According to my textbook the correct answer is: y = (c - cos[x]) * sec[x]. Can anyone explain how to obtain this answer?

Thanks :)

 

[dextercioby]

Show us your work.Because of that natural logarithm,the two answers are not equivalent (equal for some value of the integration constant),therefore at least one of them is wrong.

Daniel.

 

[HallsofIvy]

The text answer is correct. I suspect you overlooked the fact that integrating will give you a ln(y) as well as "ln(sec(x))".

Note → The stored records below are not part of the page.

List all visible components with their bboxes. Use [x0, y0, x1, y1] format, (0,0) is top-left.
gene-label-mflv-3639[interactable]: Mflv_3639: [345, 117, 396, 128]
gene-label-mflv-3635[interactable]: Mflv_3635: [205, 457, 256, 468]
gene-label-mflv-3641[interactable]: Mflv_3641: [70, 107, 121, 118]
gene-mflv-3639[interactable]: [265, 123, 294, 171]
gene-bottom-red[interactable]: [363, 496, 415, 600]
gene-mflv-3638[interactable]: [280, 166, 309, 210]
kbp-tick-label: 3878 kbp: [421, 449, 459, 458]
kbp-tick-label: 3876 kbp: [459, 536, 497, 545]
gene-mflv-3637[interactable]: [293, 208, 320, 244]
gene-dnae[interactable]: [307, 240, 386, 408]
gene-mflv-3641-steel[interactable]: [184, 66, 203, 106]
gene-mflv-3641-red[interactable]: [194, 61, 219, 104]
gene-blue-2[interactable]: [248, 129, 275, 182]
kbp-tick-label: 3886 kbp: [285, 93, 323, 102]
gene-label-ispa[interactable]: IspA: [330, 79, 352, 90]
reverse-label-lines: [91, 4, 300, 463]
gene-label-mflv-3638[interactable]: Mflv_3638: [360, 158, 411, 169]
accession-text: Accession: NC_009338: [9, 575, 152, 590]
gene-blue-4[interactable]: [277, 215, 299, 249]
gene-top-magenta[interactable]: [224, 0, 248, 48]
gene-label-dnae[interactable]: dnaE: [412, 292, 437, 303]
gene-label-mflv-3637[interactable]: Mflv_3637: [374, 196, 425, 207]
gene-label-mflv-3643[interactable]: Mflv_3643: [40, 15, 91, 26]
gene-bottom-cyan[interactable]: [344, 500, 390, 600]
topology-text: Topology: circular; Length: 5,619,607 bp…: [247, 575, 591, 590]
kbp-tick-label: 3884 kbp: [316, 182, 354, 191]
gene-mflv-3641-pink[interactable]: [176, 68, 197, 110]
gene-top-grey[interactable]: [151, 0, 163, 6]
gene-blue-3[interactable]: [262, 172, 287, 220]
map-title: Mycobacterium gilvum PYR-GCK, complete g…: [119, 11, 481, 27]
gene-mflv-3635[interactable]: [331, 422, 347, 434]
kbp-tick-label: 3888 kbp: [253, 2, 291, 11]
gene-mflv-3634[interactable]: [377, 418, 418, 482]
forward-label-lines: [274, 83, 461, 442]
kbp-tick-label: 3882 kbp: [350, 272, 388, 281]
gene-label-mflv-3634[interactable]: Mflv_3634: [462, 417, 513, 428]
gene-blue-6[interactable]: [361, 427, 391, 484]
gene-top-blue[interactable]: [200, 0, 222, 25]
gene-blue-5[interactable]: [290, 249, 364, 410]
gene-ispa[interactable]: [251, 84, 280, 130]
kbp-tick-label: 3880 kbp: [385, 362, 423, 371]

Since this is a linear equation, you can do the homogeneous and non-homogeneous parts separately. The associated homogeneous equation is just y'- y tan x= 0 or
y'= y tan x so dy/y= tan x dx= (sin x dx)/cos x.
To find a solution to the non-homogeneous part you could use "variation of parameters": try a solutution of the form y(x)= u(x) sec(x) (I'm giving away part of the answer there!), differentiate and plug into the equation to find a simple equation for u(x).
Or just guess a simple solution!

 

[splitendz]

Ah right. Thanks a lot for your help HallsofIvy! I've got it now.